# Funding Data Analysis and Pairwise Comparison Generator

This notebook processes OSO funding data to generate pairwise project comparisons for training.

## Overview
The notebook performs the following steps:
1. Fetches funding data from BigQuery
2. Generates pairwise project comparisons within funding rounds
3. Deduplicates and averages comparison weights
4. Exports training data for further use

## Prerequisites
- OSO Production BigQuery dataset access (see docs [here](https://docs.opensource.observer/docs/get-started/bigquery))
- Google Cloud credentials file (oso_gcp_credentials.json)
- Input graph file (unweighted_graph.json)

In [1]:
from google.cloud import bigquery
from collections import defaultdict
from itertools import combinations
import json
import networkx as nx
import numpy as np
import os
import pandas as pd

## Step 1: Data Preparation

First, we'll load our dependency graph data which contains the repository URLs we want to analyze.
The graph is stored in a JSON format and contains node-link data that we'll convert to a NetworkX graph.

In [2]:
# Location of the dependency graph dataset
GRAPH_JSON_PATH = '../graph/unweighted_graph.json'

# Local directories for exporting the competition datasets (private)
PRIVATE_DATA_DIR = '../datasets/competition'
if not os.path.exists(PRIVATE_DATA_DIR):
    os.mkdir(PRIVATE_DATA_DIR)

FUNDING_DATA_CSV_PATH = os.path.join(PRIVATE_DATA_DIR, 'funding-data.csv')
PREAGG_TRAINING_DATA_CSV_PATH = os.path.join(PRIVATE_DATA_DIR, 'training-data-preagg.csv')
TRAINING_DATA_CSV_PATH = os.path.join(PRIVATE_DATA_DIR, 'training-data.csv')

In [3]:
with open(GRAPH_JSON_PATH, 'r') as f:
    graph_data = json.load(f)

G = nx.node_link_graph(graph_data)
repo_urls = [x for x in G.nodes]

In [4]:
print(len(repo_urls))

4303


## Step 2: BigQuery Data Fetch

We'll fetch OSO funding data from BigQuery using the following query structure:
- Aggregates funding by quarter, funder, and project
- Joins with repository data to get primary GitHub URLs
- For funded projects with multiple repos, uses the most popular one (by stars)

Prerequisites:
- Subscribe to the OSO Production dataset on BigQuery (see docs [here](https://docs.opensource.observer/docs/get-started/bigquery))
- Ensure your credentials file is properly configured

In [5]:
def get_funding_query(list_of_urls):
    
    # replace with your path to credentials
    os.environ['GOOGLE_APPLICATION_CREDENTIALS'] = '../oso_gcp_credentials.json'

    # replace with your project name
    client = bigquery.Client(project='opensource-observer')

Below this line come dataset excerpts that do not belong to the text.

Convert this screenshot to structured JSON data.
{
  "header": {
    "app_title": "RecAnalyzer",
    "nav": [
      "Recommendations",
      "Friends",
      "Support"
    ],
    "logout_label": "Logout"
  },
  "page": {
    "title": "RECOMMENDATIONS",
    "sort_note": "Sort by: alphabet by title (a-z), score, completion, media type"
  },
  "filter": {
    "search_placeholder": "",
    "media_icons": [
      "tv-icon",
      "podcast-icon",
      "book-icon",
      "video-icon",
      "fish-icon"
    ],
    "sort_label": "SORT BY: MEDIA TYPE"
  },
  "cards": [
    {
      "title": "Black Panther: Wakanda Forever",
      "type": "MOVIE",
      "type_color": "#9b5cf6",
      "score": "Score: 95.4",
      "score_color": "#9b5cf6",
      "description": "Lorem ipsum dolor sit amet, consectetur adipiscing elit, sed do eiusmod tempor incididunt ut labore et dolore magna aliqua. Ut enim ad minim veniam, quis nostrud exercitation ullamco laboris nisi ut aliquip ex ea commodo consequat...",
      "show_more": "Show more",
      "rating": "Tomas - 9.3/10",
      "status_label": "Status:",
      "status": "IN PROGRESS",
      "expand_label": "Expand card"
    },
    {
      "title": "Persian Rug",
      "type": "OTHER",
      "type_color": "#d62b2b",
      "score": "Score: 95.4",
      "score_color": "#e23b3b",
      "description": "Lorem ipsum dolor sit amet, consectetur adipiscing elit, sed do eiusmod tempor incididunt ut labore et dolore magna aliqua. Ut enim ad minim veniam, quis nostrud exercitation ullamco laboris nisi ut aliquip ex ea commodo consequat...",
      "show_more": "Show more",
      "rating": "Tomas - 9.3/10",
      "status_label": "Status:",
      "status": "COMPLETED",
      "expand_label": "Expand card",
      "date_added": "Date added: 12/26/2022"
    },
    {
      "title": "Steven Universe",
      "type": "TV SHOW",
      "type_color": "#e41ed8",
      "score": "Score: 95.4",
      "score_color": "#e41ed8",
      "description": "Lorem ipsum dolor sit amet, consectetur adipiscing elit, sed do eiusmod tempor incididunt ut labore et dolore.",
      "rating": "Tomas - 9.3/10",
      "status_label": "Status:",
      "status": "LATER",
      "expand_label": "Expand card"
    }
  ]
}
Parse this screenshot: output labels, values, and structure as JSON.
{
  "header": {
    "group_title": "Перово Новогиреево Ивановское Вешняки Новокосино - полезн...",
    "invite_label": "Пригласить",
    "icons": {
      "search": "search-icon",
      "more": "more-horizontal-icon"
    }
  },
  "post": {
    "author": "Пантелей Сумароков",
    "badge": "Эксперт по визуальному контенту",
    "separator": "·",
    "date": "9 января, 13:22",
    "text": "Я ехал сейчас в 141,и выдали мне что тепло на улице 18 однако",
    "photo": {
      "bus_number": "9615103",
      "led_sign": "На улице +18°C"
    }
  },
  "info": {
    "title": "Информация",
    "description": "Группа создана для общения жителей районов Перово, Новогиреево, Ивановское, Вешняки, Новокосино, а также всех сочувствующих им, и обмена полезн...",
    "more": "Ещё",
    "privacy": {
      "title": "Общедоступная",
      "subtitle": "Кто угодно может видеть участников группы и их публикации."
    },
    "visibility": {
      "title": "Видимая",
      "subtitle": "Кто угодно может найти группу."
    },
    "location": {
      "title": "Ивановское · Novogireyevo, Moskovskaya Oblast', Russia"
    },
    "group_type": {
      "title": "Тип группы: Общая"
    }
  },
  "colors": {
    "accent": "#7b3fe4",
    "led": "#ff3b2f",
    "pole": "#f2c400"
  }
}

    url_string = "'" + "','".join(list_of_urls) + "'"
    
    query = f"""
    WITH funding AS (
        SELECT
            date_trunc(time, QUARTER) AS quarter,        
            from_project_name as funder,
            grant_pool_name,
            to_project_name as project,
            to_project_id,
            CAST(sum(amount) AS INT) AS total_funding_usd
        FROM `oso_production.oss_funding_v0`
        GROUP BY 1, 2, 3, 4, 5
    ),
    repos as (
        SELECT
            project_id,
            MAX_BY(artifact_url, star_count) AS project_repo
        FROM `oso_production.repositories_v0`
        WHERE artifact_url IN ({url_string})
        GROUP BY project_id    
    )
    SELECT
        repos.project_repo,
        funding.* EXCEPT (to_project_id),
    FROM funding
    JOIN repos
        ON funding.to_project_id = repos.project_id
    """

    results = client.query(query)
    return results.to_dataframe()

df_funding = get_funding_query(repo_urls)
df_funding.tail(5)

Unnamed: 0,project_repo,quarter,funder,grant_pool_name,project,total_funding_usd
1537,https://github.com/ethereum/go-ethereum,2024-01-01 00:00:00+00:00,optimism,retropgf3,go-ethereum,1739137
1538,https://github.com/marak/colors.js,2021-04-01 00:00:00+00:00,opencollective,contributions,marak,2601
1539,https://github.com/ethers-io/ethers.js,2021-04-01 00:00:00+00:00,gitcoin,GG-09,ethers-io,5650
1540,https://github.com/marak/colors.js,2021-01-01 00:00:00+00:00,opencollective,contributions,marak,5201
1541,https://github.com/ipfs/js-ipfs,2024-01-01 00:00:00+00:00,optimism,retropgf3,ipfs,790515


In [6]:
df_funding.to_csv(FUNDING_DATA_CSV_PATH, index='project_repo')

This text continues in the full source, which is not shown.